Das Sozialgericht verpflichtete die Sozialbehörde zwar per einstweiliger Anordnung, für den Zeitraum September 2013 bis Juni 2014 die Miete zu zahlen. In der Zwischenzeit hatte der Vermieter die Wohnung aber fristlos gekündigt und Räumungsklage erhoben. Es waren zudem weitere Mietrückstände hinzugekommen.

Der Mieter meinte, dass er nichts für den Mietrückstand könne. Er habe rechtzeitig mit seinem Sozialhilfeantrag die Übernahme der Wohnkosten beantragt. Wegen des Rechtsstreits mit der Sozialbehörde sei er in Mietverzug geraten.

Vor dem BGH bekam der Mieter nicht Recht. Mieter müssten auch bei unverschuldeter Ursache für die Folgen verspäteter Zahlung geradestehen. Sie sind zur Zahlung verpflichtet. Bei Geldschuld gelte das Prinzip der unbeschränkten Vermögenshaftung. epd/nd

BGH-Urteil vom 4. Februar 2015 (Az. VIII ZR 174/14)

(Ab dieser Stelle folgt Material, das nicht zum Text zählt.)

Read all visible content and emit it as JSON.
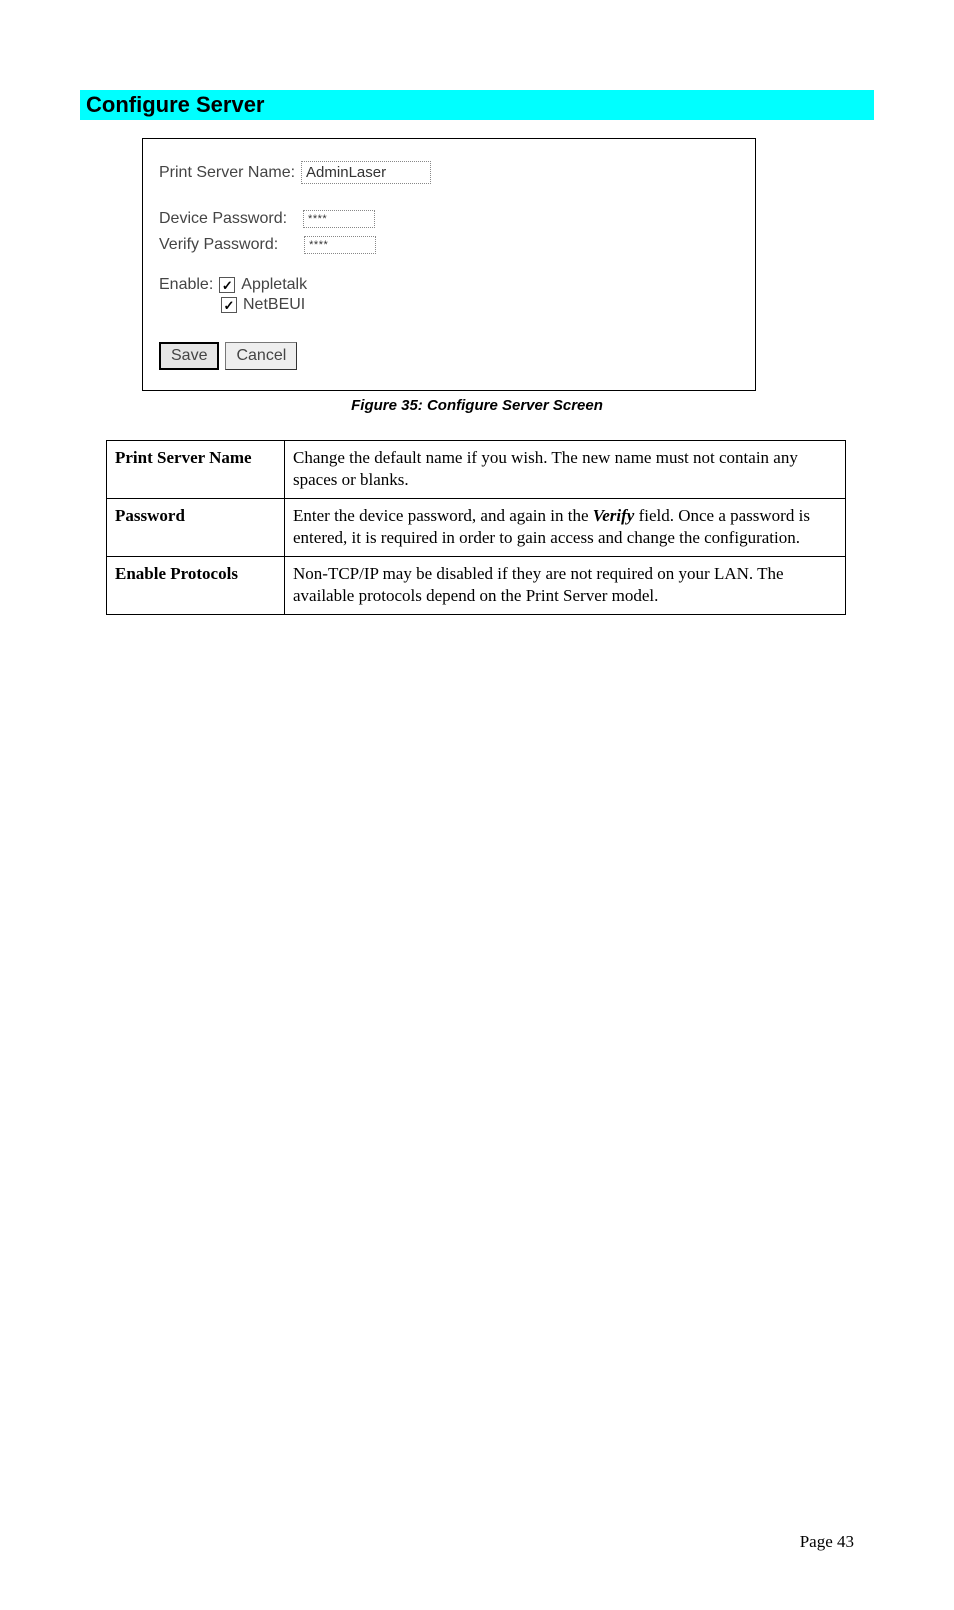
{
  "heading": "Configure Server",
  "screenshot": {
    "print_server_name_label": "Print Server Name:",
    "print_server_name_value": "AdminLaser",
    "device_password_label": "Device Password:",
    "device_password_value": "****",
    "verify_password_label": "Verify Password:",
    "verify_password_value": "****",
    "enable_label": "Enable:",
    "checkbox1_label": "Appletalk",
    "checkbox2_label": "NetBEUI",
    "save_btn": "Save",
    "cancel_btn": "Cancel"
  },
  "caption": "Figure 35: Configure Server Screen",
  "table": {
    "row1": {
      "label": "Print Server Name",
      "text": "Change the default name if you wish. The new name must not contain any spaces or blanks."
    },
    "row2": {
      "label": "Password",
      "text_before": "Enter the device password, and again in the ",
      "verify": "Verify",
      "text_after": " field. Once a password is entered, it is required in order to gain access and change the configuration."
    },
    "row3": {
      "label": "Enable Protocols",
      "text": "Non-TCP/IP may be disabled if they are not required on your LAN. The available protocols depend on the Print Server model."
    }
  },
  "page_number": "Page 43"
}
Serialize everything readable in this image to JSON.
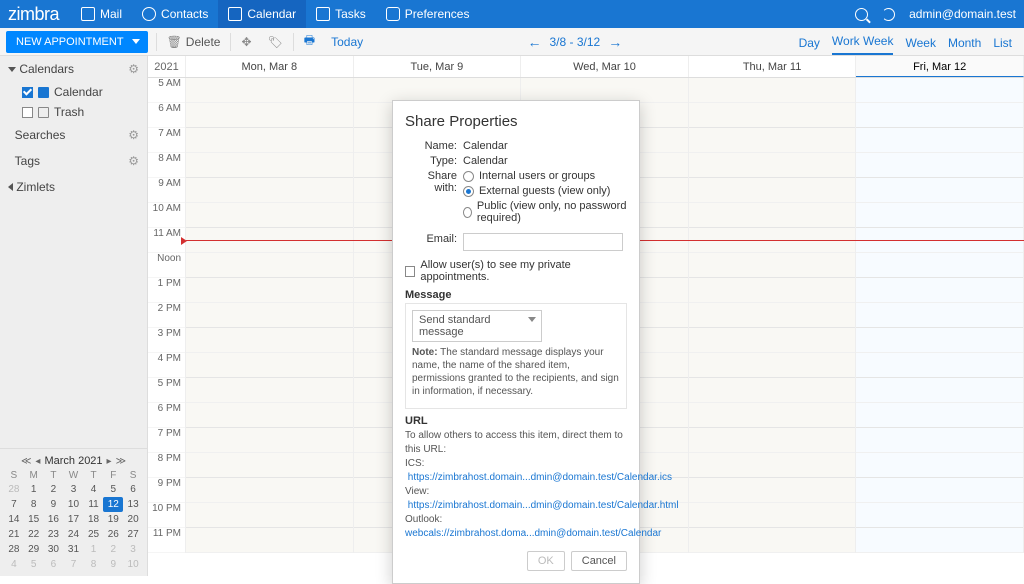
{
  "brand": "zimbra",
  "topnav": {
    "mail": "Mail",
    "contacts": "Contacts",
    "calendar": "Calendar",
    "tasks": "Tasks",
    "preferences": "Preferences"
  },
  "user": "admin@domain.test",
  "toolbar": {
    "new_label": "NEW APPOINTMENT",
    "delete": "Delete",
    "today": "Today",
    "range": "3/8 - 3/12",
    "views": {
      "day": "Day",
      "work_week": "Work Week",
      "week": "Week",
      "month": "Month",
      "list": "List"
    }
  },
  "sidebar": {
    "calendars": "Calendars",
    "calendar_item": "Calendar",
    "trash_item": "Trash",
    "searches": "Searches",
    "tags": "Tags",
    "zimlets": "Zimlets"
  },
  "minical": {
    "title": "March 2021",
    "dow": [
      "S",
      "M",
      "T",
      "W",
      "T",
      "F",
      "S"
    ],
    "weeks": [
      [
        {
          "d": "28",
          "dim": true
        },
        {
          "d": "1"
        },
        {
          "d": "2"
        },
        {
          "d": "3"
        },
        {
          "d": "4"
        },
        {
          "d": "5"
        },
        {
          "d": "6"
        }
      ],
      [
        {
          "d": "7"
        },
        {
          "d": "8"
        },
        {
          "d": "9"
        },
        {
          "d": "10"
        },
        {
          "d": "11"
        },
        {
          "d": "12",
          "today": true
        },
        {
          "d": "13"
        }
      ],
      [
        {
          "d": "14"
        },
        {
          "d": "15"
        },
        {
          "d": "16"
        },
        {
          "d": "17"
        },
        {
          "d": "18"
        },
        {
          "d": "19"
        },
        {
          "d": "20"
        }
      ],
      [
        {
          "d": "21"
        },
        {
          "d": "22"
        },
        {
          "d": "23"
        },
        {
          "d": "24"
        },
        {
          "d": "25"
        },
        {
          "d": "26"
        },
        {
          "d": "27"
        }
      ],
      [
        {
          "d": "28"
        },
        {
          "d": "29"
        },
        {
          "d": "30"
        },
        {
          "d": "31"
        },
        {
          "d": "1",
          "dim": true
        },
        {
          "d": "2",
          "dim": true
        },
        {
          "d": "3",
          "dim": true
        }
      ],
      [
        {
          "d": "4",
          "dim": true
        },
        {
          "d": "5",
          "dim": true
        },
        {
          "d": "6",
          "dim": true
        },
        {
          "d": "7",
          "dim": true
        },
        {
          "d": "8",
          "dim": true
        },
        {
          "d": "9",
          "dim": true
        },
        {
          "d": "10",
          "dim": true
        }
      ]
    ]
  },
  "calendar": {
    "year": "2021",
    "days": [
      "Mon, Mar 8",
      "Tue, Mar 9",
      "Wed, Mar 10",
      "Thu, Mar 11",
      "Fri, Mar 12"
    ],
    "today_index": 4,
    "hours": [
      "5 AM",
      "6 AM",
      "7 AM",
      "8 AM",
      "9 AM",
      "10 AM",
      "11 AM",
      "Noon",
      "1 PM",
      "2 PM",
      "3 PM",
      "4 PM",
      "5 PM",
      "6 PM",
      "7 PM",
      "8 PM",
      "9 PM",
      "10 PM",
      "11 PM"
    ]
  },
  "modal": {
    "title": "Share Properties",
    "name_lbl": "Name:",
    "name_val": "Calendar",
    "type_lbl": "Type:",
    "type_val": "Calendar",
    "share_lbl": "Share with:",
    "opt_internal": "Internal users or groups",
    "opt_external": "External guests (view only)",
    "opt_public": "Public (view only, no password required)",
    "email_lbl": "Email:",
    "allow_private": "Allow user(s) to see my private appointments.",
    "message_lbl": "Message",
    "message_select": "Send standard message",
    "note_label": "Note:",
    "note_text": " The standard message displays your name, the name of the shared item, permissions granted to the recipients, and sign in information, if necessary.",
    "url_lbl": "URL",
    "url_intro": "To allow others to access this item, direct them to this URL:",
    "url_ics_lbl": "ICS:",
    "url_ics": "https://zimbrahost.domain...dmin@domain.test/Calendar.ics",
    "url_view_lbl": "View:",
    "url_view": "https://zimbrahost.domain...dmin@domain.test/Calendar.html",
    "url_outlook_lbl": "Outlook:",
    "url_outlook": "webcals://zimbrahost.doma...dmin@domain.test/Calendar",
    "ok": "OK",
    "cancel": "Cancel"
  }
}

Jobcenter muss die Fahrtkosten bezahlen

Verheiratete Arbeitslose mit getrennten Wohnorten müssen ihr gemeinsames Kind besuchen können. Dafür können sie gegebenenfalls zusätzliche Leistungen vom Jobcenter beanspruchen. Voraussetzung sind gute Gründe für die getrennten Wohnorte. Zudem dürfen die Kosten nicht unnötig hoch sein.

Im konkreten Fall lebte zunächst die gesamte Familie in Thüringen und bezog Hartz IV. 2008 zog die Mutter mit der gemeinsamen Tochter nach Rumänien, um eine Arbeit aufzunehmen. Im Dezember 2011 besuchte der Vater seine Frau und die damals zehnjährige Tochter in Rumänien. Beim Jobcenter Weimarer Land beantragte er, die Kosten von 300 Euro zu übernehmen. Das Jobcenter lehnte ab. Die weit entfernten Wohnorte seien das »frei gewählte Lebensmodell« der Eheleute. Das Jobcenter müsse dies nicht zusätzlich finanzieren.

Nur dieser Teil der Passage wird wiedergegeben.